Since 2008, state and local authorities have been sending credible tips from citizens to regional analysis centers through a special network. Now, some of those fusion centers are adapting the program, called the Nationwide Suspicious Activity Reporting Initiative, or NSI, for the iPhone crowd, according to current and former Justice Department officials.

The draw of iPads, Android-based phones and other personal devices is their ability to quickly transmit the location coordinates of abnormal activities and photograph the surrounding circumstances, according to Tom O’Reilly, who until April directed NSI. “There are a number of fusion centers that are using that for input,” he said. The program recently offered fusion centers digital forms with blank entry fields to ease information sharing among police, citizens and companies that operate critical infrastructure, such as power plants.

The form is “provided to, say, the Tennessee fusion center, and then they could embed that information into whatever business processes are in place,” including apps, O’Reilly explained.

Justice officials on Monday, however, said they specifically do not recommend translating the templates into apps.

Only authorized NSI users who are trained in what constitutes suspicious behavior should be exchanging alerts, and they should do so only through secure law enforcement networks, officials said.  They added that vague data from non-expert passersby can hamper police response times. And apps lack the human judgment of 911 phone centers. During emergency calls, trained operators weed out false reports and extract pertinent information that can only be found in spoken conversation.

O’Reilly, now executive director of Rutgers University’s Police Institute, said, “I don’t disagree that it’s good to have interaction with a 911 call center; at the same time there needs to be encouragement to get the information to the place that can deal with it as soon as possible.”

The West Virginia Intelligence Fusion Center now offers a downloadable suspicious reporting app for this very reason.

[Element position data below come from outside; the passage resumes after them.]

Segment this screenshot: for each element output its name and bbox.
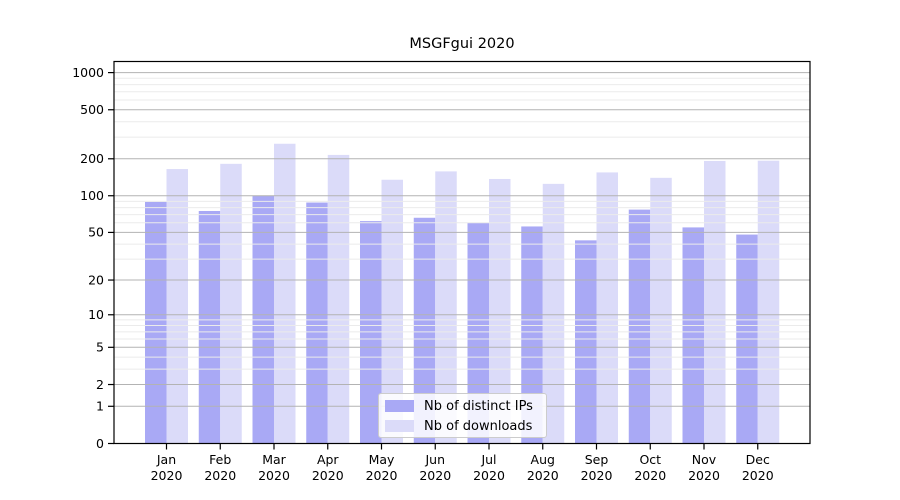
legend-swatch-distinct-ips <box>385 400 414 412</box>
x-tick-label-year: 2020 <box>473 468 505 483</box>
bar-ips-oct <box>628 209 651 444</box>
y-tick-label: 100 <box>80 188 104 203</box>
legend-swatch-downloads <box>385 420 414 432</box>
x-tick-label-year: 2020 <box>581 468 613 483</box>
bar-downloads-jan <box>166 169 188 444</box>
x-tick-label-month: Jun <box>424 452 445 467</box>
bar-downloads-apr <box>327 154 350 444</box>
x-tick-label-month: Feb <box>209 452 231 467</box>
y-tick-label: 20 <box>88 272 104 287</box>
bar-ips-sep <box>575 240 597 444</box>
bar-downloads-jun <box>435 171 457 444</box>
x-tick-label-month: Apr <box>317 452 339 467</box>
bar-ips-feb <box>198 211 221 444</box>
y-tick-label: 500 <box>80 102 104 117</box>
x-tick-label-year: 2020 <box>258 468 290 483</box>
x-tick-label-year: 2020 <box>419 468 451 483</box>
bar-downloads-oct <box>650 177 672 444</box>
bar-downloads-nov <box>704 160 726 444</box>
bar-downloads-may <box>381 179 403 444</box>
legend-label-downloads: Nb of downloads <box>424 418 533 434</box>
x-tick-label-year: 2020 <box>366 468 398 483</box>
x-tick-label-month: Dec <box>746 452 770 467</box>
bar-downloads-jul <box>489 178 511 444</box>
y-tick-label: 0 <box>96 436 104 451</box>
bar-downloads-mar <box>274 143 296 444</box>
x-tick-label-year: 2020 <box>634 468 666 483</box>
legend-label-distinct-ips: Nb of distinct IPs <box>424 398 533 414</box>
x-tick-label-month: Jan <box>156 452 176 467</box>
y-tick-label: 10 <box>88 307 104 322</box>
x-tick-label-month: May <box>369 452 395 467</box>
x-tick-label-year: 2020 <box>151 468 183 483</box>
legend-item-downloads: Nb of downloads <box>385 417 532 435</box>
legend-item-distinct-ips: Nb of distinct IPs <box>385 397 533 415</box>
x-tick-label-year: 2020 <box>742 468 774 483</box>
y-tick-label: 200 <box>80 151 104 166</box>
x-tick-label-year: 2020 <box>204 468 236 483</box>
x-tick-label-year: 2020 <box>527 468 559 483</box>
chart-legend: Nb of distinct IPs Nb of downloads <box>378 393 547 438</box>
y-tick-label: 1 <box>96 399 104 414</box>
bar-ips-aug <box>521 226 543 444</box>
plot-border <box>113 60 811 445</box>
bar-ips-jun <box>413 217 436 444</box>
x-tick-label-month: Nov <box>692 452 717 467</box>
bar-downloads-aug <box>542 183 565 444</box>
y-tick-label: 1000 <box>72 65 104 80</box>
bar-downloads-dec <box>757 160 780 444</box>
x-tick-label-month: Jul <box>480 452 496 467</box>
x-tick-label-month: Oct <box>639 452 661 467</box>
x-tick-label-month: Aug <box>531 452 555 467</box>
x-tick-label-month: Mar <box>262 452 286 467</box>
bar-ips-jan <box>145 201 167 444</box>
bar-downloads-sep <box>596 172 618 444</box>
bar-ips-jul <box>467 222 489 444</box>
bar-downloads-feb <box>220 163 242 444</box>
x-tick-label-month: Sep <box>585 452 609 467</box>
y-tick-label: 50 <box>88 225 104 240</box>
y-tick-label: 2 <box>96 377 104 392</box>
x-tick-label-year: 2020 <box>688 468 720 483</box>
y-tick-label: 5 <box>96 340 104 355</box>
bar-ips-nov <box>682 227 704 444</box>
chart-title: MSGFgui 2020 <box>409 36 515 52</box>
x-tick-label-year: 2020 <box>312 468 344 483</box>
bar-ips-apr <box>306 202 328 444</box>
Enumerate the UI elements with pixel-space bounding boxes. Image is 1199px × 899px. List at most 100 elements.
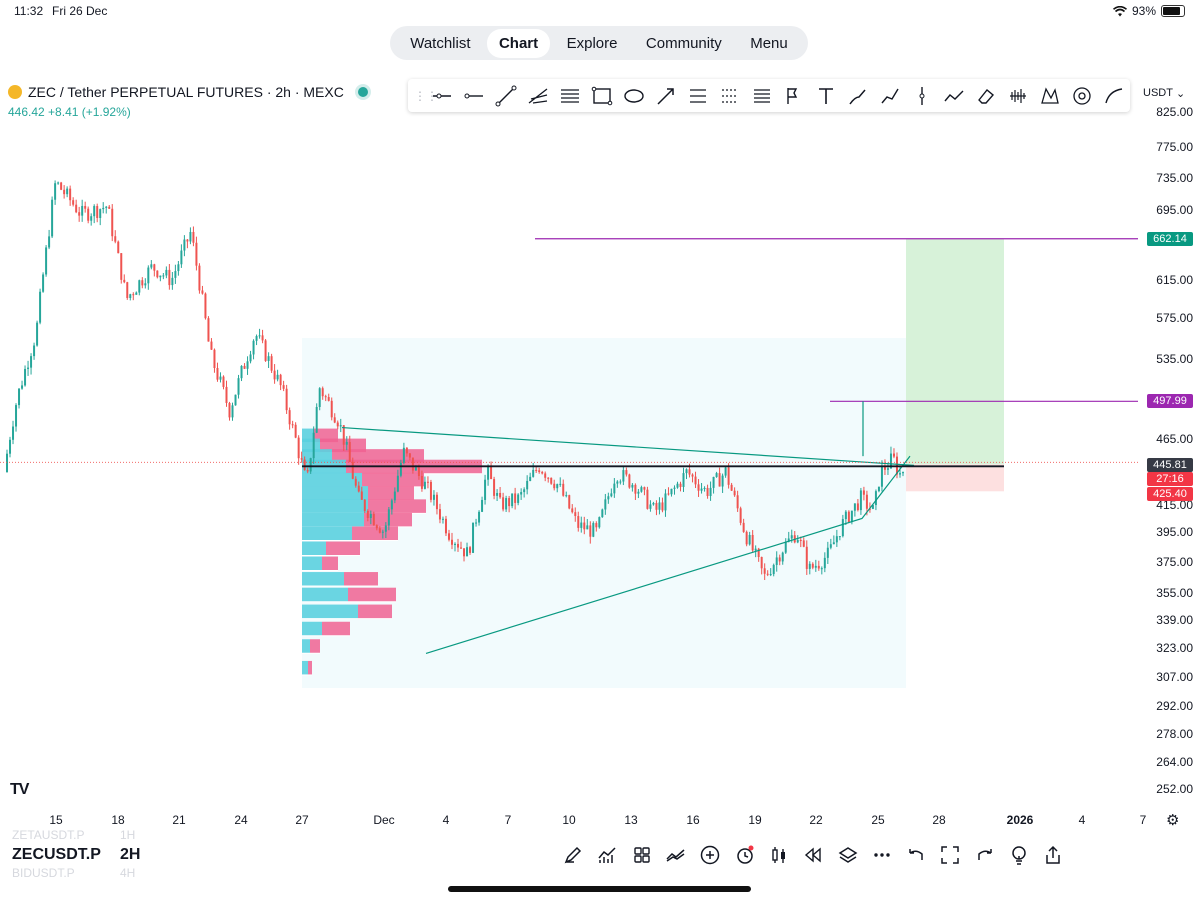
vp-bar-up xyxy=(302,556,322,571)
tradingview-logo-icon: TV xyxy=(10,781,29,798)
loss-zone[interactable] xyxy=(906,464,1004,492)
candle-body xyxy=(36,322,39,346)
more-icon[interactable] xyxy=(865,842,899,868)
candle-body xyxy=(637,491,640,494)
watchlist-prev-ticker[interactable]: ZETAUSDT.P xyxy=(12,828,85,842)
vp-bar-down xyxy=(308,660,312,675)
tab-explore[interactable]: Explore xyxy=(566,34,618,52)
pitchfork-icon[interactable] xyxy=(522,82,554,110)
volume-profile-icon[interactable] xyxy=(1002,82,1034,110)
fib-extension-icon[interactable] xyxy=(714,82,746,110)
candle-body xyxy=(790,535,793,539)
ellipse-icon[interactable] xyxy=(618,82,650,110)
candle-body xyxy=(168,269,171,286)
curve-icon[interactable] xyxy=(1098,82,1130,110)
brush-icon[interactable] xyxy=(842,82,874,110)
candle-body xyxy=(141,280,144,286)
compare-icon[interactable] xyxy=(659,842,693,868)
candle-body xyxy=(613,483,616,494)
last-price: 446.42 xyxy=(8,105,45,119)
candle-body xyxy=(147,267,150,284)
replay-icon[interactable] xyxy=(796,842,830,868)
candle-body xyxy=(336,422,339,427)
vertical-line-icon[interactable] xyxy=(906,82,938,110)
drag-handle-icon[interactable]: ⋮⋮ xyxy=(414,88,438,103)
active-ticker[interactable]: ZECUSDT.P xyxy=(12,846,101,863)
candle-body xyxy=(568,495,571,509)
candle-body xyxy=(634,484,637,494)
rectangle-icon[interactable] xyxy=(586,82,618,110)
brush-icon[interactable] xyxy=(556,842,590,868)
candle-body xyxy=(189,231,192,242)
target-icon[interactable] xyxy=(1066,82,1098,110)
profit-zone[interactable] xyxy=(906,238,1004,465)
currency-selector[interactable]: USDT ⌄ xyxy=(1143,84,1197,102)
tab-chart[interactable]: Chart xyxy=(486,28,551,58)
candle-body xyxy=(784,541,787,553)
candle-body xyxy=(51,199,54,237)
alert-icon[interactable] xyxy=(727,842,761,868)
eraser-icon[interactable] xyxy=(970,82,1002,110)
tab-community[interactable]: Community xyxy=(645,34,722,52)
candle-body xyxy=(457,543,460,548)
stop-price-tag[interactable]: 425.40 xyxy=(1147,487,1193,502)
trend-line-icon[interactable] xyxy=(490,82,522,110)
flag-icon[interactable] xyxy=(778,82,810,110)
tab-watchlist[interactable]: Watchlist xyxy=(410,34,471,52)
watchlist-next-ticker[interactable]: BIDUSDT.P xyxy=(12,866,75,880)
triangle-lower-line[interactable] xyxy=(425,455,911,655)
date-axis-label: 19 xyxy=(748,813,762,827)
layers-icon[interactable] xyxy=(830,842,864,868)
home-indicator[interactable] xyxy=(448,886,751,892)
grid-icon[interactable] xyxy=(625,842,659,868)
indicators-icon[interactable] xyxy=(590,842,624,868)
path-icon[interactable] xyxy=(874,82,906,110)
price-axis-label: 252.00 xyxy=(1156,782,1193,796)
countdown-tag[interactable]: 27:16 xyxy=(1147,472,1193,487)
candle-body xyxy=(447,533,450,540)
xabcd-pattern-icon[interactable] xyxy=(1034,82,1066,110)
candle-body xyxy=(165,269,168,276)
candle-body xyxy=(315,406,318,433)
candle-body xyxy=(258,335,261,337)
gear-icon[interactable]: ⚙ xyxy=(1166,812,1180,829)
add-icon[interactable] xyxy=(693,842,727,868)
fullscreen-icon[interactable] xyxy=(933,842,967,868)
current-price-tag[interactable]: 445.81 xyxy=(1147,458,1193,473)
alert-price-tag[interactable]: 497.99 xyxy=(1147,394,1193,409)
candles-icon[interactable] xyxy=(762,842,796,868)
candle-body xyxy=(39,291,42,323)
candle-body xyxy=(775,557,778,565)
undo-icon[interactable] xyxy=(899,842,933,868)
candle-body xyxy=(601,509,604,518)
candle-body xyxy=(288,410,291,425)
candle-body xyxy=(832,542,835,545)
forecast-icon[interactable] xyxy=(938,82,970,110)
triangle-upper-line[interactable] xyxy=(341,426,915,466)
candle-body xyxy=(414,467,417,471)
vp-bar-up xyxy=(302,587,348,602)
horizontal-line-icon[interactable] xyxy=(458,82,490,110)
parallel-channel-icon[interactable] xyxy=(554,82,586,110)
tab-menu[interactable]: Menu xyxy=(750,34,788,52)
candle-body xyxy=(432,494,435,500)
target-price-tag[interactable]: 662.14 xyxy=(1147,231,1193,246)
candle-body xyxy=(297,437,300,459)
symbol-header[interactable]: ZEC / Tether PERPETUAL FUTURES · 2h · ME… xyxy=(8,84,368,100)
candle-body xyxy=(559,483,562,485)
share-icon[interactable] xyxy=(1036,842,1070,868)
active-timeframe[interactable]: 2H xyxy=(120,846,141,863)
candle-body xyxy=(33,345,36,357)
candle-body xyxy=(321,388,324,397)
price-axis-label: 375.00 xyxy=(1156,555,1193,569)
anchored-vwap-icon[interactable] xyxy=(746,82,778,110)
candle-body xyxy=(886,468,889,470)
candle-body xyxy=(9,439,12,454)
redo-icon[interactable] xyxy=(968,842,1002,868)
idea-icon[interactable] xyxy=(1002,842,1036,868)
horizontal-ray-icon[interactable] xyxy=(426,82,458,110)
arrow-icon[interactable] xyxy=(650,82,682,110)
fib-retracement-icon[interactable] xyxy=(682,82,714,110)
text-icon[interactable] xyxy=(810,82,842,110)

“The longer you wait, the less accurate eyewitness information becomes and evidence fades,” the center’s director Thom Kirk said in a February statement. “Enabling the information to be sent at the time the activity is taking place will not only improve the accuracy of the report, but also improve the ability of the authorities to respond quickly.” The tool allows citizens to take a photo, automatically pinpoint their address, report detailed subject and vehicle descriptions, and remain anonymous if they wish.

Plus, many young people communicate better with a computer screen than with voice, law enforcement experts noted.

If federal personnel want to share tips via personal smartphones approved by their employers, the administration’s information-sharing framework allows for that with BYOD -- or bring your own device -- policies that protect privacy and security, Director of National Intelligence officials said.

O’Reilly stressed that federal authorities only store reports of irregular behavior, not irregular people. “It needs to always be emphasized that we are not plotting . . . a certain description of how a person is dressed or what they look like,” he said. “The issue is what are they doing and how is that relevant.”

But civil liberties groups fear citizen policing programs like the federal See Something, Say Something campaign, which funnels information to NSI, encourage citizens to use their phones for racial profiling.

“Every time surveillance gets cheaper or easier, there is more of it,” said Amie Stepanovich, associate litigation counsel for the Electronic Privacy Information Center, pointing to body scanners at airports, drones flying over the United States and now smartphone tracking. “Whether or not it’s effective remains to be seen. More information doesn’t necessarily mean you are going to catch more abuses,” she said.

The American Civil Liberties Union is particularly concerned about citizens and authorities transmitting innocent people’s photographs, as facial recognition becomes more integral to investigations. “Whether it’s the company phone or the personal phone, it’s the information that matters,” ACLU Senior Policy Counsel Michael German said.

O’Reilly said the goal of apps is to appropriately harness “the many eyes and ears that are out there on the street,” but “it certainly needs to be tempered -- with standards that are behavior-based and not personal or traits-based.”

As somewhat of a counterinitiative, ACLU encourages citizens to use their smartphones for documenting and sharing inappropriate police behavior. In July, the ACLU of New Jersey released a free app called “Police Tape” that lets people “securely and discreetly record and store interactions with police, as well as provide legal information about citizens’ rights when interacting with the police,” the chapter’s website states.